Nonostante sia considerato un esame invasivo, l’istomorfometria è una metodica sicura e ben tollerata. Il campione osseo è prelevato a livello della cresta iliaca in anestesia locale e sedazione, successivamente viene incluso in resina di metacrilato da cui vengono allestite le sezioni per la lettura al microscopio dei vari parametri.

Oltre ad essere impiegata per escludere o confermare la diagnosi di osteomalacia, nella valutazione dei danni ossei legati a particolari trattamenti (es. glucocorticoidi, anticonvulsivanti) o in corso di altre patologie ossee rare (osteogenesi imperfetta), la biopsia ossea per istomorfometria trova rinnovato utilizzo nell’inquadramento della patologia scheletrica in corso di malattia renale cronica (CKD). In tale ambito essa costituisce un approccio importante per distinguere le diverse forme di osteodistrofia, a basso o elevato turnover, e poter quindi intraprendere un trattamento mirato. Le linee guida del Kidney Disease Improving Global Outcomes (KDIGO) hanno ben delineato le indicazioni all’esecuzione della biopsia ossea per analisi istomorfometrica nei pazienti con CKD. Nuove tecniche che implementano anche l’utilizzo della biologia molecolare potranno inoltre migliorare ulteriormente l’accuratezza e il potere predittivo di tale approccio.

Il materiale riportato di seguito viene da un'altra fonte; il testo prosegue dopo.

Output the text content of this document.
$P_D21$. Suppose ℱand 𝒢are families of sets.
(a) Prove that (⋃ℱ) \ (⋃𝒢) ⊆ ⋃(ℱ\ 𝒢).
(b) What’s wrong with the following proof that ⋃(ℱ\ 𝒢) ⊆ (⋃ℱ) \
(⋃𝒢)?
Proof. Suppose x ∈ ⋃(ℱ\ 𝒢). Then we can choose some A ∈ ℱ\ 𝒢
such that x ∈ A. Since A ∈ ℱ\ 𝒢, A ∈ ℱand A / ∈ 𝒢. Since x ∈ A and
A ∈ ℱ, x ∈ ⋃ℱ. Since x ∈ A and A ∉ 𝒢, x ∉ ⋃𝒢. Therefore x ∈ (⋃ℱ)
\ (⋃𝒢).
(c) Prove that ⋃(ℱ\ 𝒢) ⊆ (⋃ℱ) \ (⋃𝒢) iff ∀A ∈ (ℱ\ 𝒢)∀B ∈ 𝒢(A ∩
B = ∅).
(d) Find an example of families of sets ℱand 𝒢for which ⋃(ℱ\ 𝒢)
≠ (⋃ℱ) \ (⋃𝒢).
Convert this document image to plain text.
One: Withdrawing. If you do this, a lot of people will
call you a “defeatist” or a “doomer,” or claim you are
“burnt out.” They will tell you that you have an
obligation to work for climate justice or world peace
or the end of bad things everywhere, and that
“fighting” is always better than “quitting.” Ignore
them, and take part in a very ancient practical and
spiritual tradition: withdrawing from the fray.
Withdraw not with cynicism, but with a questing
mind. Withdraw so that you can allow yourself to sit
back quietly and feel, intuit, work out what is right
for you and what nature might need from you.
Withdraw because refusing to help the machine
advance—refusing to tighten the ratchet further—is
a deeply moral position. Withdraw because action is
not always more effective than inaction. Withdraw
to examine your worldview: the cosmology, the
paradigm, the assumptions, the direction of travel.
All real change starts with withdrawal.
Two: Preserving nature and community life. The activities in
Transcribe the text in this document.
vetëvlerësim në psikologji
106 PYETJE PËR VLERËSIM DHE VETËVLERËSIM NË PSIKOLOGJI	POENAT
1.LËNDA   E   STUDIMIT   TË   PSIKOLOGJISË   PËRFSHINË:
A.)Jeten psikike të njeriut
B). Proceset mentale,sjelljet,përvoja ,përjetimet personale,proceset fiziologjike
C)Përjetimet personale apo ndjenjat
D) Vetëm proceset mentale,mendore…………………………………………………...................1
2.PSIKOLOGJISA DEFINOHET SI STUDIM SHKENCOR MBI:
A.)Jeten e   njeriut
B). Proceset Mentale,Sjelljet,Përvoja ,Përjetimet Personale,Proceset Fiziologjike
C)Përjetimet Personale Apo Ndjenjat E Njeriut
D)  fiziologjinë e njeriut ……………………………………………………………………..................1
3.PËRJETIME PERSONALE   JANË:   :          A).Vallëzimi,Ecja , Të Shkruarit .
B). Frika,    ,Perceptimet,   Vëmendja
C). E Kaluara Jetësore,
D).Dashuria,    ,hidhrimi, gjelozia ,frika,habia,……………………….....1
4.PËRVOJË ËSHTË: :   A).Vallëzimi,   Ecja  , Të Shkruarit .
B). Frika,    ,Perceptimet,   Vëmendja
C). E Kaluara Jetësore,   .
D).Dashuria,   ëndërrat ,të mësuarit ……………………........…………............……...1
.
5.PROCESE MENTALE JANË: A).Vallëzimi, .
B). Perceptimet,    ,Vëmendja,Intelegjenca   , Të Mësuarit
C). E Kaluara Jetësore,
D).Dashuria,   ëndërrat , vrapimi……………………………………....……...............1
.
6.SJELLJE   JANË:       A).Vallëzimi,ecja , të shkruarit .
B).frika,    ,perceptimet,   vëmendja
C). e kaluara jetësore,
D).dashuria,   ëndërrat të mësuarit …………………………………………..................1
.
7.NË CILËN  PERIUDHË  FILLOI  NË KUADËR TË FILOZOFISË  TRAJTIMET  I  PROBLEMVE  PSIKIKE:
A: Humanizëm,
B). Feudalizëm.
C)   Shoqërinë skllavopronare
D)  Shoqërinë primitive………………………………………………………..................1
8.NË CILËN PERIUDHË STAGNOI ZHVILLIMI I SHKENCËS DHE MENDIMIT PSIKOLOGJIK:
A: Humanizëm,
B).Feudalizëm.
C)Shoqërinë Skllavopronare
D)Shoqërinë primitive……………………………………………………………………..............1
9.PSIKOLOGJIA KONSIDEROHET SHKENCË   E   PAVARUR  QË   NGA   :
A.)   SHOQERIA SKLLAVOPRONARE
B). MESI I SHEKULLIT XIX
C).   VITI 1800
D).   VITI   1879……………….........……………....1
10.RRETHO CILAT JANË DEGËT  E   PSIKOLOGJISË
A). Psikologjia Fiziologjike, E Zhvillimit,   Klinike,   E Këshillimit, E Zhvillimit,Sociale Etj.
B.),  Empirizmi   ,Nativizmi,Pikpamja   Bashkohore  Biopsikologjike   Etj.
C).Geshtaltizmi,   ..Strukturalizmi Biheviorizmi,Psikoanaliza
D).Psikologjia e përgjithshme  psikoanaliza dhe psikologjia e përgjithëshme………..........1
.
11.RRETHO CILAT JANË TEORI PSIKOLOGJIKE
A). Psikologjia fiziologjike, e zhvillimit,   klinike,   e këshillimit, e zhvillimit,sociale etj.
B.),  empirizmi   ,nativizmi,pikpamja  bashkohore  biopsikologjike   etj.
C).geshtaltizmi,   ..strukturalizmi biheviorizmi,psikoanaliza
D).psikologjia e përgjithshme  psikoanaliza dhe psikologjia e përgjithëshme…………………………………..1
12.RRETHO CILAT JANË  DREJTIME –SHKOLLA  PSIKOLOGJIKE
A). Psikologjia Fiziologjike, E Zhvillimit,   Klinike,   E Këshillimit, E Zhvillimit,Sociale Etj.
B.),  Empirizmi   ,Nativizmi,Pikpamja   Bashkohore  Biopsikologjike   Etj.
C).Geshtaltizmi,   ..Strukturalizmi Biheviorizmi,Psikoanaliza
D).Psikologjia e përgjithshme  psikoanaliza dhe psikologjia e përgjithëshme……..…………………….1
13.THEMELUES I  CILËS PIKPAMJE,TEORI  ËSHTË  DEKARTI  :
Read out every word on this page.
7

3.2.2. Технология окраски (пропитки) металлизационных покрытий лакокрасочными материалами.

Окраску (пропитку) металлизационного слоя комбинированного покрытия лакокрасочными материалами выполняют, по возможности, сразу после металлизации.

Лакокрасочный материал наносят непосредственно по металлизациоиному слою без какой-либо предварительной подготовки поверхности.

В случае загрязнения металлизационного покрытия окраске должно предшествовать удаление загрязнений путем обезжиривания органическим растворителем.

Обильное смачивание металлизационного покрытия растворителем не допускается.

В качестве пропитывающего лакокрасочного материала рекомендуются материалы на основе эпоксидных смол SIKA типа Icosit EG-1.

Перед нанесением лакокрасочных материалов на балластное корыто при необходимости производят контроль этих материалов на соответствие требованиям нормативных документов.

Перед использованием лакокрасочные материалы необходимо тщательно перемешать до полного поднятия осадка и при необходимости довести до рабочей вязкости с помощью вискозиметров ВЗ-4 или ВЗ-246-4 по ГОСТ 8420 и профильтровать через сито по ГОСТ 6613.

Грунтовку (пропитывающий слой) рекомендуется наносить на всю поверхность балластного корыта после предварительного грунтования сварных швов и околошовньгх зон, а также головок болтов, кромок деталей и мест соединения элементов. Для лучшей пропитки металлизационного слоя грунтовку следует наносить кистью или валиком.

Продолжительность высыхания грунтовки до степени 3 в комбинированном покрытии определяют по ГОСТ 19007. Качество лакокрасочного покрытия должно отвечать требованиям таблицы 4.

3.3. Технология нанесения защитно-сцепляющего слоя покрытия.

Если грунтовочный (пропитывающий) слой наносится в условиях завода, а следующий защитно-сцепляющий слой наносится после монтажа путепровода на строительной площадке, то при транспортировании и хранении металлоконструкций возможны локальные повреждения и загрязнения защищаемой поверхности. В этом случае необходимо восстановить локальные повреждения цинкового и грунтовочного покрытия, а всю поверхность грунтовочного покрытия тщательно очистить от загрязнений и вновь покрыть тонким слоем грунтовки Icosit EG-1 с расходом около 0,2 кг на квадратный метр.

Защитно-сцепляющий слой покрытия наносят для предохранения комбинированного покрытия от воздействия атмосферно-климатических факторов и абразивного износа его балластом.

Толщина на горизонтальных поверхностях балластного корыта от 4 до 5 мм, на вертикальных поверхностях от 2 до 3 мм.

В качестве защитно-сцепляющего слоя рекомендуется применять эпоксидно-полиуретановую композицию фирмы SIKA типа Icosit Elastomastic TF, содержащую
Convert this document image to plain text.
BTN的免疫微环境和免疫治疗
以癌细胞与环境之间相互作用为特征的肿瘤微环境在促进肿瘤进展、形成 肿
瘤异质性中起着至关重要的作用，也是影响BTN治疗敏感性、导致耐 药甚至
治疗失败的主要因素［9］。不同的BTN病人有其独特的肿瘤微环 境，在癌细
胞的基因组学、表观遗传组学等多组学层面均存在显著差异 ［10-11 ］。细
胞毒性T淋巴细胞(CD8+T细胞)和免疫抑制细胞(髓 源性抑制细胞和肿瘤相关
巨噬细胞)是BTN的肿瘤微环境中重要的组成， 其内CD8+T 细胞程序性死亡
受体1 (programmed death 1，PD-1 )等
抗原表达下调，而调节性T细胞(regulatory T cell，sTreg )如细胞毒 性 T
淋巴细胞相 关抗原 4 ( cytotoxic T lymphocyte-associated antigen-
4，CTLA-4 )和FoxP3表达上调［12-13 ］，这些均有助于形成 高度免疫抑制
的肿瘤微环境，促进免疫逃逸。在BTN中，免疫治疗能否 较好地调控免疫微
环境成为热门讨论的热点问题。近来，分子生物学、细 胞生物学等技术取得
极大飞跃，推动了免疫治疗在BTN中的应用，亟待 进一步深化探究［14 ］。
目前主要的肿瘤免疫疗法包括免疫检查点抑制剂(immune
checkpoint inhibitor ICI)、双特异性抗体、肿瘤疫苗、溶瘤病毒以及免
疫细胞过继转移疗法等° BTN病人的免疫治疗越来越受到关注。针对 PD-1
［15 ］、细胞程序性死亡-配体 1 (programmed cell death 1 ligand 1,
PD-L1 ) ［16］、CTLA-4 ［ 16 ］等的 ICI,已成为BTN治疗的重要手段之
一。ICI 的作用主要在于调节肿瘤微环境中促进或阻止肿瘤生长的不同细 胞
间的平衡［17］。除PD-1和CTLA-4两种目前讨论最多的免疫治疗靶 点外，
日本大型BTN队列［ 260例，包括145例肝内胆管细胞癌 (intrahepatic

PAROLE CHIAVE: istomorfometria, istologia ossea, malattie dello scheletro, microarchitettura, cellule staminali mesenchimali

Introduzione

L’istomorfometria o istologia quantitativa è l’analisi su sezioni istologiche dei parametri riflettenti il riassorbimento, la neoformazione, la struttura e la microarchitettura del tessuto osseo. Prima dell’avvento della densitometria e delle altre tecniche radiologiche veniva utilizzata soprattutto per valutare la massa ossea. Con l’avvento degli apparecchi per densitometria ossea, rispetto ai quali presenta una buonissima correlazione, la metodica è stata destinata ad analisi più sofisticate (1). Essa è in grado di fornire infatti informazioni non ottenibili con altre tecniche diagnostiche. In particolare, è la sola metodica che permette uno studio dell’osso a tre livelli: cellulare, tessutale e della singola unità di rimodellamento (BMU). Inoltre, è l’unico approccio che consente di individuare un difetto di mineralizzazione attraverso una valutazione dinamica dell’attività osteoblastica. Infine, con l’introduzione di nuovi metodi di misura che sfruttano l’analisi d’immagine computerizzata è possibile anche ottenere una valutazione della microarchitettura e dell’organizzazione delle trabecole. I principi utilizzati per le misure istomorfometriche sono derivati dalla stereologia (2).